A palavra espectador sugere alguém que observa e que assiste, mas também implica uma espera. Ao sentar diante de um palco ou tela, passamos a aguardar que, seja o que for, se desenvolva e nos impressione de alguma forma. Nem sempre, o que se passará diante de nós, será uma ficção e em muitos casos será algo banal do cotidiano, que simplesmente pelo fato de ser um recorte, será um novo tipo de experiência. Em Cléo de 5 à 7, da cineasta belga-francesa Agnès Varda, duas horas do dia de uma cantora serão fundamentais para que uma vida inteira seja repensada e novos horizontes possam se abrir, mesmo diante da iminência da morte.
Cléo ou Florence (Corinne Marchand) está na espera do resultado de um exame em que receberá a confirmação de estar ou não com um câncer. Como em toda espera, há ansiedade, questionamentos existenciais e buscas por sinais. Logo na primeira cena, onde vemos as mãos – em um único resquício colorido do filme – de uma cartomante, recebemos um panorama da vida da personagem e um vislumbre do seu futuro. O que mais sabemos sobre Cléo é o que assistimos, a observando de perto e ouvindo alguns comentários mentais – ao estilo do fluxo de consciência literário – que alguns personagens tem sobre ela.
Uma das maiores beleza dos filmes de Agnès Varda é a fotografia, sua profissão primária. A forma que Cléo flana pela cidade é especialmente belíssima. A ideia francesa do flâneur – aquele que anda pela urbano, apenas observando – oriunda de Baudelaire, é aplicada aqui em uma mulher. Aliás, são várias, contando as que cruzam o caminho da protagonista. A câmera é sempre ligeira, não apenas acompanhando a personagem mas também as praças, lojas e a movimentação da cidade. Nada escapa, como se Agnès quisesse realmente captar cada detalhe. É um andar que liberta pois é fundamental para que Cléo se coloque em posição de questionar a própria existência e em contraste com o outro. A personagem lembra muito Clarissa, protagonista de Mrs Dalloway, romance de Virginia Woolf, pois assim como essa, ela também está buscando uma resposta, nela e nas outras pessoas.
A existência, a filosofia que viria ser tão recorrente na Nouvelle Vague, se coloca contra uma sociedade de apenas consumo e exige uma uma libertação. Esse questionamento sobre a existência, em Cléo das 5 às 7, coloca em jogo as mulheres como protagonistas. Ora em momentos de um passeio, de uma conversa, no cuidado e na descoberta – preste atenção na taxista que enfrentou um grupo de ladrões – as mulheres tentam se manter em consonância, em busca de si mesmas.
Cléo de 5 à 7 é o segundo longa-metragem de Agnès Varda e seu estilo reverberou durante todo século XX e ainda encontra ecos no cinema contemporâneo.
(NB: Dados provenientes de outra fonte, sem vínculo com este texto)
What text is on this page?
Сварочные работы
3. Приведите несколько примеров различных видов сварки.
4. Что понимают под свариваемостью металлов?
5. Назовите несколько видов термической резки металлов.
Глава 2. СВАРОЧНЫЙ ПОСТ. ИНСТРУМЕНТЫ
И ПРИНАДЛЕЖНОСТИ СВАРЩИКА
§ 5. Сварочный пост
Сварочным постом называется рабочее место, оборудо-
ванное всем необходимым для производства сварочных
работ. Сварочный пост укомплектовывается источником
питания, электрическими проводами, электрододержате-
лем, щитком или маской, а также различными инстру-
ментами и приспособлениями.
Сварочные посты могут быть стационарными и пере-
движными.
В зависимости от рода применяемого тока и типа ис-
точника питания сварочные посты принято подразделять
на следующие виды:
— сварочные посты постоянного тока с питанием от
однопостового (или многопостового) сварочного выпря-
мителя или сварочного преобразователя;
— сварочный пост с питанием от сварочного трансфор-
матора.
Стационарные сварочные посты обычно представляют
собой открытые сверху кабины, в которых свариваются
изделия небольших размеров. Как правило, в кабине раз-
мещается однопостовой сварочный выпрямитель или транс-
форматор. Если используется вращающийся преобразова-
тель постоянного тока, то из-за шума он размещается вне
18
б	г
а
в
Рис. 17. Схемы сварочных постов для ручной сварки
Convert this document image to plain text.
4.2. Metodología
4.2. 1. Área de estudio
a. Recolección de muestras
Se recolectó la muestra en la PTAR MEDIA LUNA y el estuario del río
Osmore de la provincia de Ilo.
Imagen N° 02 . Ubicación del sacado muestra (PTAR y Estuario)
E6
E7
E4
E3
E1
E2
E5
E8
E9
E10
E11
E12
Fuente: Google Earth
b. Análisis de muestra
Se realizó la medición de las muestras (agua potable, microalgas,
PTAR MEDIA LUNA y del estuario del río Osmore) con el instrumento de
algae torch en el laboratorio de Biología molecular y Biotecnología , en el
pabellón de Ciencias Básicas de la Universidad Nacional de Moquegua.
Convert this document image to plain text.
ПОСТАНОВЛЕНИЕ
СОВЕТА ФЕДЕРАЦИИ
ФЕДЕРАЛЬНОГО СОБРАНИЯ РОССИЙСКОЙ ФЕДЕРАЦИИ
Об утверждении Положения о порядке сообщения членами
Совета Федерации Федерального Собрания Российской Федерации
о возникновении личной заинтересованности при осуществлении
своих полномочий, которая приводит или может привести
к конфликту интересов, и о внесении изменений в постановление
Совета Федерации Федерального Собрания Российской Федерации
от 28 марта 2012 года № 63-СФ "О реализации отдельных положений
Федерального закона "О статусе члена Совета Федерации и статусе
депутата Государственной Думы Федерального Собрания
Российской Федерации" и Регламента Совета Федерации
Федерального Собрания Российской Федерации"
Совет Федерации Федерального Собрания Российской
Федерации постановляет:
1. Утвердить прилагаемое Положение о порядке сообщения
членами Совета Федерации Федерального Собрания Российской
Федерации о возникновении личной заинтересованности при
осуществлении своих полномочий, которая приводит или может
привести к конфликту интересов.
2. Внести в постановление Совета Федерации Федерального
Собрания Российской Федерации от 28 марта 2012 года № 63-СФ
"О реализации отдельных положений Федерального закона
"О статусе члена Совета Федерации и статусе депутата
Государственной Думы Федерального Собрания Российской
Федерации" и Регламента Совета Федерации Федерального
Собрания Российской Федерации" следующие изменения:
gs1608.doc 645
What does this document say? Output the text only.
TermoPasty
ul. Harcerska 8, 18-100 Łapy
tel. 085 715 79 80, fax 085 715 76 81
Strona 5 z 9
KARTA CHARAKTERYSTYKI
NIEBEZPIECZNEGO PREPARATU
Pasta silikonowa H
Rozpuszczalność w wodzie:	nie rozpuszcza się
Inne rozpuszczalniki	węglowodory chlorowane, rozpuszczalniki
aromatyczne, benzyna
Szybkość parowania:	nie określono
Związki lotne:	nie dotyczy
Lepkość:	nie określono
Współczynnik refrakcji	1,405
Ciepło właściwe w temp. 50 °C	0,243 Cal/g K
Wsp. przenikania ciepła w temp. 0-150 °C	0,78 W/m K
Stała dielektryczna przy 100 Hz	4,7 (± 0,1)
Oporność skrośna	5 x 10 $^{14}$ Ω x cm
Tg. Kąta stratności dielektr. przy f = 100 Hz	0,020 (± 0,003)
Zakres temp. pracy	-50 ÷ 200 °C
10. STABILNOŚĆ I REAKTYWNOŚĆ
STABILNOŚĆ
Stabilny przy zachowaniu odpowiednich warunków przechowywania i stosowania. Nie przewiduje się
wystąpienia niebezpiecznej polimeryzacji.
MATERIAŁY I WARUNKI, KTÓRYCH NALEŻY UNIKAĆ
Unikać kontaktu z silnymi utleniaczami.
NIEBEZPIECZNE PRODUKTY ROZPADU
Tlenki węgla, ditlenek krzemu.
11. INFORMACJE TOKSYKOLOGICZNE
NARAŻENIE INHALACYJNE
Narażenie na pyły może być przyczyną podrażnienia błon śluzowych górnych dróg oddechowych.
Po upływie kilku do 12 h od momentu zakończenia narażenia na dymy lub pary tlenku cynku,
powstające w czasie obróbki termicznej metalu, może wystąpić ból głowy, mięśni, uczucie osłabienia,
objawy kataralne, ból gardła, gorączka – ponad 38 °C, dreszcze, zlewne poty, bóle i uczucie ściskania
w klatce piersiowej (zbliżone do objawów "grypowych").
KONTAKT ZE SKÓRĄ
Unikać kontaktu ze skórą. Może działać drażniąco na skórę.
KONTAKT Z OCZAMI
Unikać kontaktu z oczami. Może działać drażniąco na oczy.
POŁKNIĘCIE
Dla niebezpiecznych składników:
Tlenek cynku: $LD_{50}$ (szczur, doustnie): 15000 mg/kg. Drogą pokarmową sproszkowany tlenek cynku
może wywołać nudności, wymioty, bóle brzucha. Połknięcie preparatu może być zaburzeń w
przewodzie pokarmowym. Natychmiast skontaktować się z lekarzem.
Os planos fechados, a câmera colada nos personagens mas amplificada nas cenas externas, com belíssimas fotografias, foram inspiradoras não apenas para os cineastas da Nouvelle Vague mas para outros mais atuais como Richard Linklater e sua famosa Trilogia do Antes. Não apenas a estética de Agnès Varda é inconfundível desde o começo de sua carreira, mas os diálogos e os simbolismos na mise en scène são, mesmo depois de tantas décadas, de uma beleza sem igual no cinema.
O olhar inocente de Cléo durante o longa contrasta com o olhar decidido do cartaz do filme, há uma força nele, a tentativa de acreditar que a beleza imprimiria perspectivas em sua vida. Se no começo ela acreditava que era a sua beleza física refletida no espelho, a pura vaidade do ego, no decorrer das duas horas tão decisivas, a beleza é muito maior, onde o espelho não alcança. Cléo de 5 à 7 é, antes de tudo, um convite à prestarmos mais atenção nos segundos da nossa própria existência.